Why did your Website Traffic Drop?

Your heart sinks to the bottom the minute your eyes fall on the Google Analytics graph in your account. The traffic drop shown is alarming, and you wonder what went wrong. There are a few steps that can be taken to track the issue and rectify it. 
The decline helps you to think and react at the right moment with the appropriate measures. 

1. How bad is the Traffic Drop?
Go back a month in time and have a quick scan. Then select a time range of six months backward and check for the dips that took place during that time.
Is the drop sudden and sharp or slow and steady?
A sudden and sharp drop indicates the severity of the situation and it requires immediate attention. It could be anything – from a new algorithm to another competitor or even a hacker. 
But if the decline shows a curve that went down gradually, it is more likely to be a chronic problem that needs proper attention. Find the root cause and build a strategy to solve it.

2. Check Your Traffic Source
A complete traffic analysis will consider the site statistics with historical changes, backlinks, etc. All kinds of information are required to track down the issue. An analysis of the overall traffic is a good place to start the process. The main type of traffic source include:

  • Direct
  • Organic
  • Paid
  • referral
  • Social

See if any broken links prevent your visitors from getting through or a competitor has taken away some of your traffic. Have a lookout for new and returning visitors. Check your website and mobile to see if any changes have affected the UX design and experience.

3. Examine the Possible Reasons
Have a checklist that analyzes the possible problems over the past 6 months. 

  • You will have a traffic decline if you lose the backlinks that have a lot of visitors
  • If you have removed good content or best pages from your site, without checking how good it is performing
  • If you stopped PPC campaigns that had been running for quite some time. Campaigns bring in traffic through paid ones and organically.
  • Changes in your WordPress themes, plugins, or third-party tools could cause disruptions that affect your traffic. Check and rectify the problems
  • If you stopped content promotion for your targeted audience (like sharing on social media or blogs). Choose the right type of content for your audience and start engaging them once more.
  • If no content has been updated to the site, this could be another reason for the decline.

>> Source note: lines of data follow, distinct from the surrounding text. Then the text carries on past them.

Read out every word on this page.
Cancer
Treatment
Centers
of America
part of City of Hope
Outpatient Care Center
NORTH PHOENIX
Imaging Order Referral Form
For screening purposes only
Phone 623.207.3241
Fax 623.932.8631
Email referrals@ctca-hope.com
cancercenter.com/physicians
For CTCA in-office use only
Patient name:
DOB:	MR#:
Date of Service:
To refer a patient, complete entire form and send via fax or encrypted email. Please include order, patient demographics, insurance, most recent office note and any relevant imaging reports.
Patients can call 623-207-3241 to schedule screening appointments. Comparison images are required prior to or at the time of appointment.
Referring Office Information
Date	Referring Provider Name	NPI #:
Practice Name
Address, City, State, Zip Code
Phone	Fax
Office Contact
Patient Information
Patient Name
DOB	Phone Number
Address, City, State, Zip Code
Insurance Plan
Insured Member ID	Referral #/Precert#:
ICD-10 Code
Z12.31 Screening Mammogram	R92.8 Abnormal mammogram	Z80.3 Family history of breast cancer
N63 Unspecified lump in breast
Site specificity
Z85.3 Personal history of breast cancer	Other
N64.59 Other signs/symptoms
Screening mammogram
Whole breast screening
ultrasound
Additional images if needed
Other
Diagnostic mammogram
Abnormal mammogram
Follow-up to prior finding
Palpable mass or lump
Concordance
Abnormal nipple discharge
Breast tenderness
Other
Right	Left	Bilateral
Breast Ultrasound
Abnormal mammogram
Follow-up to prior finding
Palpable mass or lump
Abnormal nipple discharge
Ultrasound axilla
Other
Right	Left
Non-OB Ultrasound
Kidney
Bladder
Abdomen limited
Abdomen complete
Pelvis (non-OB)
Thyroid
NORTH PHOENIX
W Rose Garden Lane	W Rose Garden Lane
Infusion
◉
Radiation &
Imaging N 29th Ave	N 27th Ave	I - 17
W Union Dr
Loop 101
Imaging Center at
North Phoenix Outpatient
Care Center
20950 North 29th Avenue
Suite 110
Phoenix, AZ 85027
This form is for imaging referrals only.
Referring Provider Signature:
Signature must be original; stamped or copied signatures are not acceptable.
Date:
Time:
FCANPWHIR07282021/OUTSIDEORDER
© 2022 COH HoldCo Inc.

Search engines index updated pages
  • You have to produce new content at least once a month. 
  • User pathways are extremely critical, so if you have made changes in the UX design or overall experience, test them well and introduce them gradually. Give time for your users to adapt rather than push them into a new environment where they can get lost.
  • Bad UX will also cause a high bounce rate and low conversion rates which is a red flag for Google, indicating bad user experience or you are not giving what your customers need.